Similar Items in production — screenshot from the 🛒 E-commerce demo
🛒 E-commerce_relateE-commerceCross-vertical
Production anchorVector-style item similarity without a vector index — _relate over catalog attributes finds nearest neighbours in attribute space.

The problem

Similar-item recommendations sit alongside cross-sell as the load-bearing recommendation pattern in e-commerce. "You're looking at this product; here are five similar ones you might also consider." The pattern is so universal that every catalog tool has some version of it.

The implementations vary in cost. Vector-based similarity (embed each product, run kNN) is fast but requires the embedding pipeline. Manually curated similar-item lists are accurate but fragile and don't scale. Tag-based similarity is in between but misses cross-tag patterns. None of these are perfect; most catalogs end up with a mix that's hard to maintain.

How it works

_relate over catalog attributes computes the conditional probability of one product appearing in similar contexts as another. "Of customers who buy product A, how much more often do they also buy product B?" That is the standard cross-sell pattern (Bought Together). For similar-item, the question shifts: "of customers who view product A, which products do they view in the same session at high lift?"

The result is a calibrated similar-item ranking that respects actual user behaviour, not just attribute matching. Two products in the same category but with different price points have low similarity if customers viewing one don't typically view the other; two products in different categories but with similar buyer segments have high similarity. Behaviour defines the similarity; the catalog schema is just a constraint.

{
  "from": "impressions",
  "where": {
    "product.id": "WIDGET-1042"
  },
  "relate": "product.id",
  "with": "session_id",
  "select": ["$lift", "$p", "product.id"],
  "limit": 10
}

For the full architecture, see the technology overview. For the broader narrative across multiple use cases, read The Predictive Application.

See it live

This use case runs in the 🛒 E-commerce demo today. Click through to the live application and inspect the queries that produce the result. Source is on GitHub under Apache 2.0.

Open the live demo →

Frequently asked

How is this different from Bought Together?
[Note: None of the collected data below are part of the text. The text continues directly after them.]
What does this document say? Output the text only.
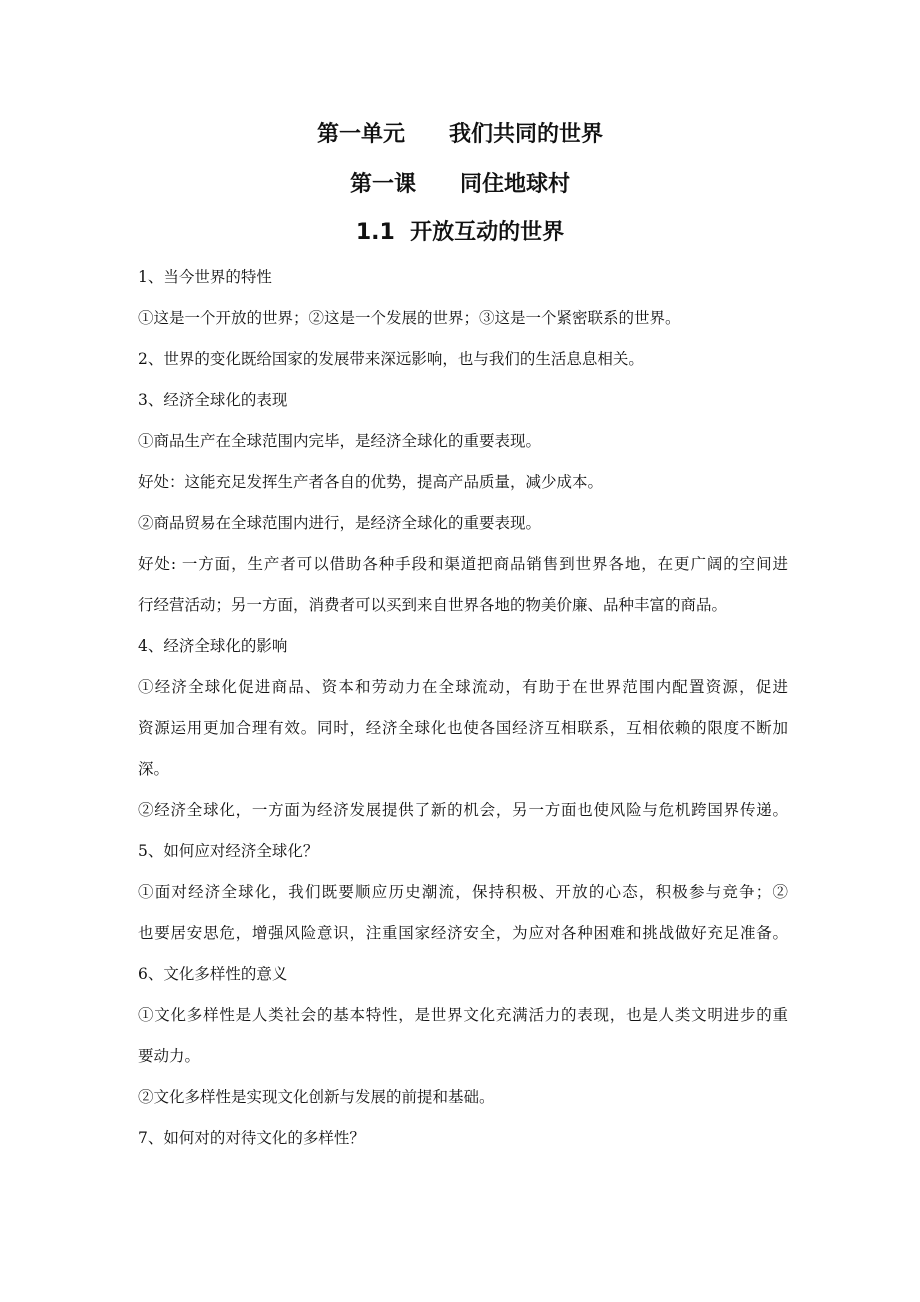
第一单元　　我们共同的世界
第一课　　同住地球村
1.1  开放互动的世界
1、当今世界的特性
①这是一个开放的世界；②这是一个发展的世界；③这是一个紧密联系的世界。
2、世界的变化既给国家的发展带来深远影响，也与我们的生活息息相关。
3、经济全球化的表现
①商品生产在全球范围内完毕，是经济全球化的重要表现。
好处：这能充足发挥生产者各自的优势，提高产品质量，减少成本。
②商品贸易在全球范围内进行，是经济全球化的重要表现。
好处: 一方面，生产者可以借助各种手段和渠道把商品销售到世界各地，在更广阔的空间进
行经营活动；另一方面，消费者可以买到来自世界各地的物美价廉、品种丰富的商品。
4、经济全球化的影响
①经济全球化促进商品、资本和劳动力在全球流动，有助于在世界范围内配置资源，促进
资源运用更加合理有效。同时，经济全球化也使各国经济互相联系，互相依赖的限度不断加
深。
②经济全球化，一方面为经济发展提供了新的机会，另一方面也使风险与危机跨国界传递。
5、如何应对经济全球化？
①面对经济全球化，我们既要顺应历史潮流，保持积极、开放的心态，积极参与竞争；②
也要居安思危，增强风险意识，注重国家经济安全，为应对各种困难和挑战做好充足准备。
6、文化多样性的意义
①文化多样性是人类社会的基本特性，是世界文化充满活力的表现，也是人类文明进步的重
要动力。
②文化多样性是实现文化创新与发展的前提和基础。
7、如何对的对待文化的多样性？
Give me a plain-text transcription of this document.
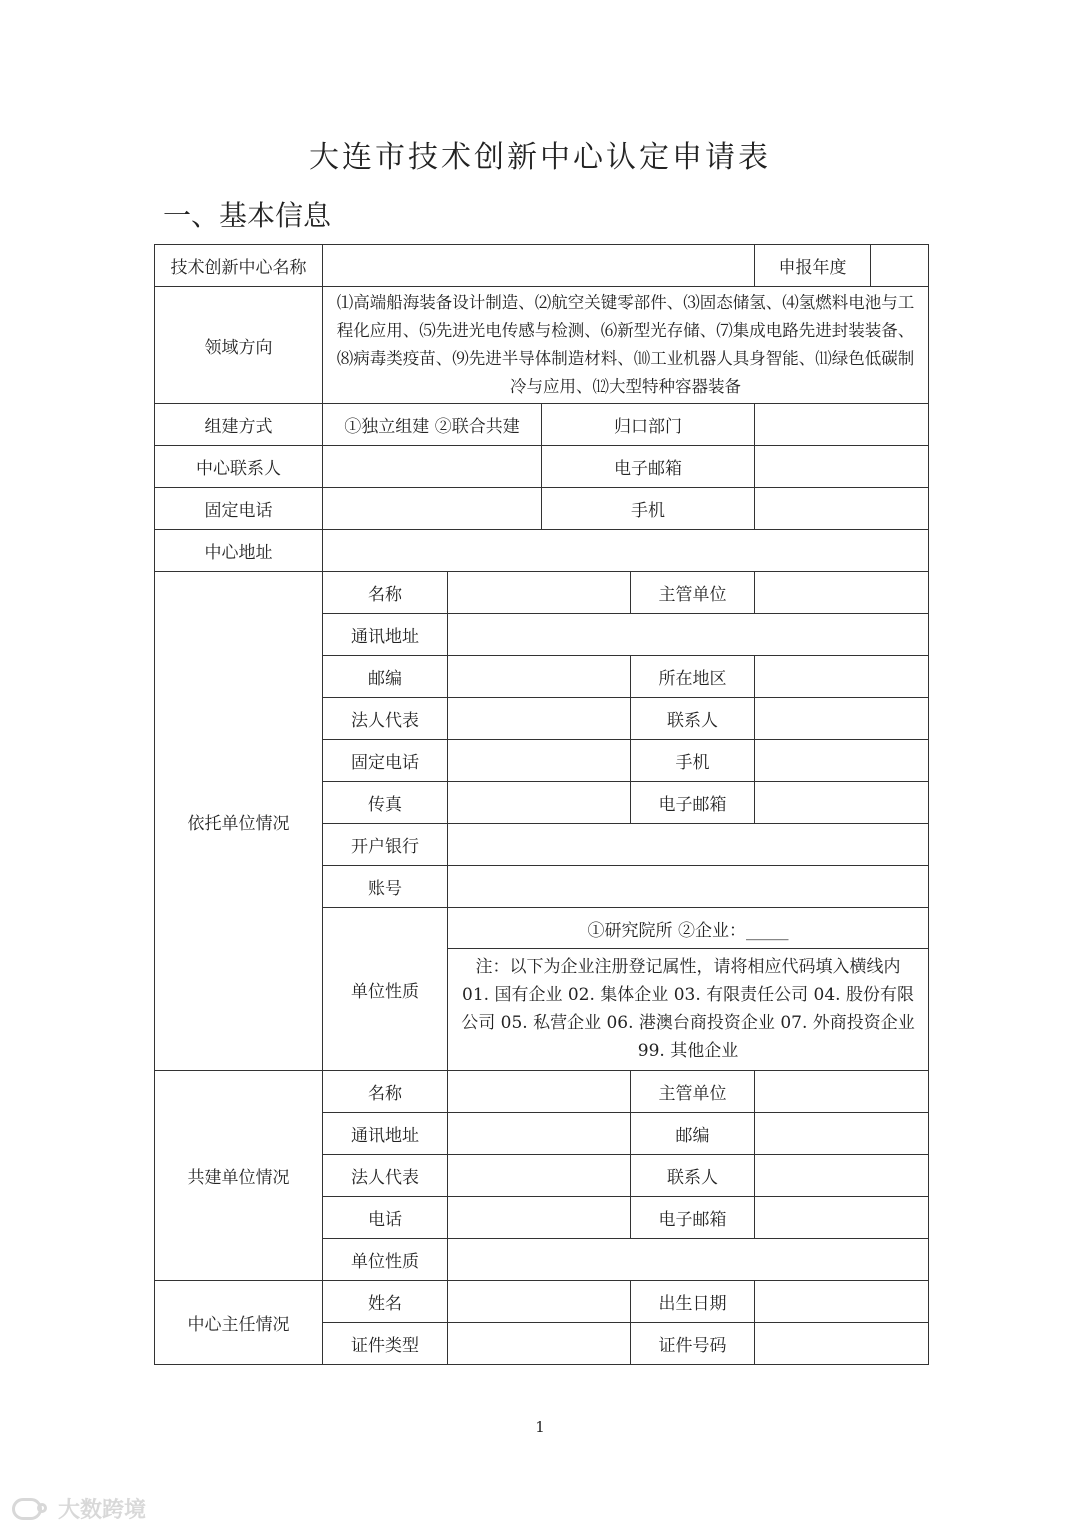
大连市技术创新中心认定申请表
一、基本信息
技术创新中心名称					申报年度

领域方向	⑴高端船海装备设计制造、⑵航空关键零部件、⑶固态储氢、⑷氢燃料电池与工程化应用、⑸先进光电传感与检测、⑹新型光存储、⑺集成电路先进封装装备、⑻病毒类疫苗、⑼先进半导体制造材料、⑽工业机器人具身智能、⑾绿色低碳制冷与应用、⑿大型特种容器装备				

组建方式	①独立组建 ②联合共建		归口部门		
中心联系人			电子邮箱		
固定电话			手机		
中心地址					
依托单位情况	名称			主管单位	
	通讯地址				
	邮编			所在地区	
	法人代表			联系人	
	固定电话			手机	
	传真			电子邮箱	
	开户银行				
	账号				
	单位性质	①研究院所 ②企业：_____
注：以下为企业注册登记属性，请将相应代码填入横线内 01. 国有企业 02. 集体企业 03. 有限责任公司 04. 股份有限公司 05. 私营企业 06. 港澳台商投资企业 07. 外商投资企业 99. 其他企业			

共建单位情况	名称			主管单位	
	通讯地址			邮编	
	法人代表			联系人	
	电话			电子邮箱	
	单位性质				
中心主任情况	姓名			出生日期	
	证件类型			证件号码	
1
大数跨境
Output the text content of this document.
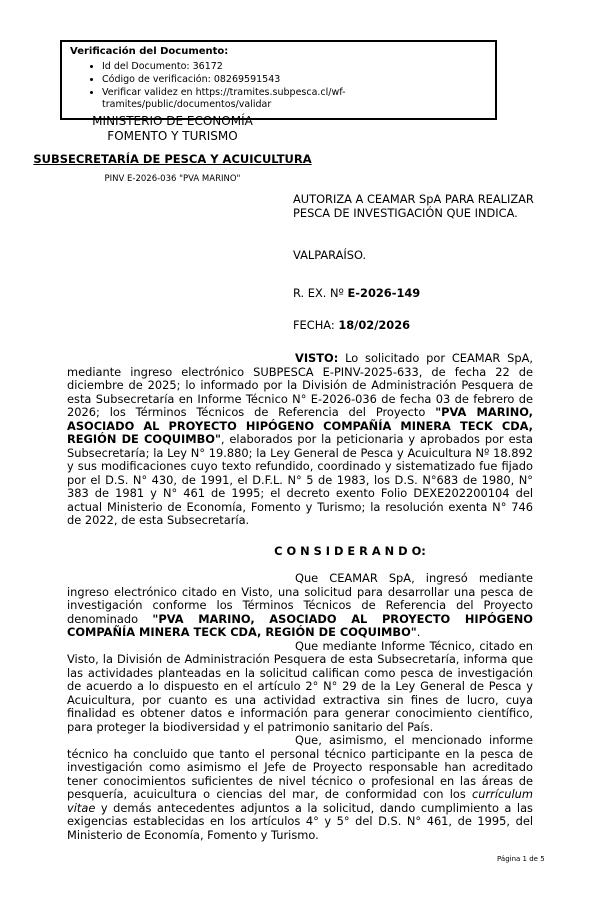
Verificación del Documento:
• Id del Documento: 36172
• Código de verificación: 08269591543
• Verificar validez en https://tramites.subpesca.cl/wf-tramites/public/documentos/validar
MINISTERIO DE ECONOMÍA
FOMENTO Y TURISMO
SUBSECRETARÍA DE PESCA Y ACUICULTURA
PINV E-2026-036 "PVA MARINO"

AUTORIZA A CEAMAR SpA PARA REALIZAR PESCA DE INVESTIGACIÓN QUE INDICA.

VALPARAÍSO.
R. EX. Nº E-2026-149
FECHA: 18/02/2026

VISTO: Lo solicitado por CEAMAR SpA, mediante ingreso electrónico SUBPESCA E-PINV-2025-633, de fecha 22 de diciembre de 2025; lo informado por la División de Administración Pesquera de esta Subsecretaría en Informe Técnico N° E-2026-036 de fecha 03 de febrero de 2026; los Términos Técnicos de Referencia del Proyecto "PVA MARINO, ASOCIADO AL PROYECTO HIPÓGENO COMPAÑÍA MINERA TECK CDA, REGIÓN DE COQUIMBO", elaborados por la peticionaria y aprobados por esta Subsecretaría; la Ley N° 19.880; la Ley General de Pesca y Acuicultura Nº 18.892 y sus modificaciones cuyo texto refundido, coordinado y sistematizado fue fijado por el D.S. N° 430, de 1991, el D.F.L. N° 5 de 1983, los D.S. N°683 de 1980, N° 383 de 1981 y N° 461 de 1995; el decreto exento Folio DEXE202200104 del actual Ministerio de Economía, Fomento y Turismo; la resolución exenta N° 746 de 2022, de esta Subsecretaría.

C O N S I D E R A N D O:

Que CEAMAR SpA, ingresó mediante ingreso electrónico citado en Visto, una solicitud para desarrollar una pesca de investigación conforme los Términos Técnicos de Referencia del Proyecto denominado "PVA MARINO, ASOCIADO AL PROYECTO HIPÓGENO COMPAÑÍA MINERA TECK CDA, REGIÓN DE COQUIMBO".

Que mediante Informe Técnico, citado en Visto, la División de Administración Pesquera de esta Subsecretaría, informa que las actividades planteadas en la solicitud califican como pesca de investigación de acuerdo a lo dispuesto en el artículo 2° N° 29 de la Ley General de Pesca y Acuicultura, por cuanto es una actividad extractiva sin fines de lucro, cuya finalidad es obtener datos e información para generar conocimiento científico, para proteger la biodiversidad y el patrimonio sanitario del País.

Que, asimismo, el mencionado informe técnico ha concluido que tanto el personal técnico participante en la pesca de investigación como asimismo el Jefe de Proyecto responsable han acreditado tener conocimientos suficientes de nivel técnico o profesional en las áreas de pesquería, acuicultura o ciencias del mar, de conformidad con los currículum vitae y demás antecedentes adjuntos a la solicitud, dando cumplimiento a las exigencias establecidas en los artículos 4° y 5° del D.S. N° 461, de 1995, del Ministerio de Economía, Fomento y Turismo.

Página 1 de 5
Bought Together looks at co-purchase patterns in the same order. Similar Items looks at co-view or co-session patterns. The first surfaces complementary products ("customers who bought X also bought Y"); the second surfaces substitute products ("customers who looked at X also looked at Y"). Different intent, same _relate primitive.

Does this work for catalog with no purchase history (pre-launch products)?

Pre-launch products with no behavioural signal get attribute-based similarity instead — match over the product attributes. Once the product accumulates impressions and purchases, the prediction transitions to behaviour-based. The two phases are seamless from the user's perspective.

Can similar-item rankings adapt to seasonality?

Yes. _relate computed over recent data reflects current behaviour. Seasonal patterns (winter clothing, summer gear) emerge automatically because the most recent month's data dominates the conditional probability. For explicit seasonality, add a time-range filter.

How does this scale on a million-SKU catalog?

_relate stays sub-200ms up to ~10M rows of behavioural data. The catalog size matters less than the impression volume — most catalogs see far more impressions than they have SKUs. Scoping with where clauses (similar items within the same category, similar items above a price floor) reduces the search space further.

Can this be used for service-similarity (similar consultants, similar projects)?

Yes. The pattern is "find rows in the same table that appear in similar contexts." Consultants appearing in similar project types are similar; projects with similar attribute patterns are similar. The underlying machinery is schema-agnostic.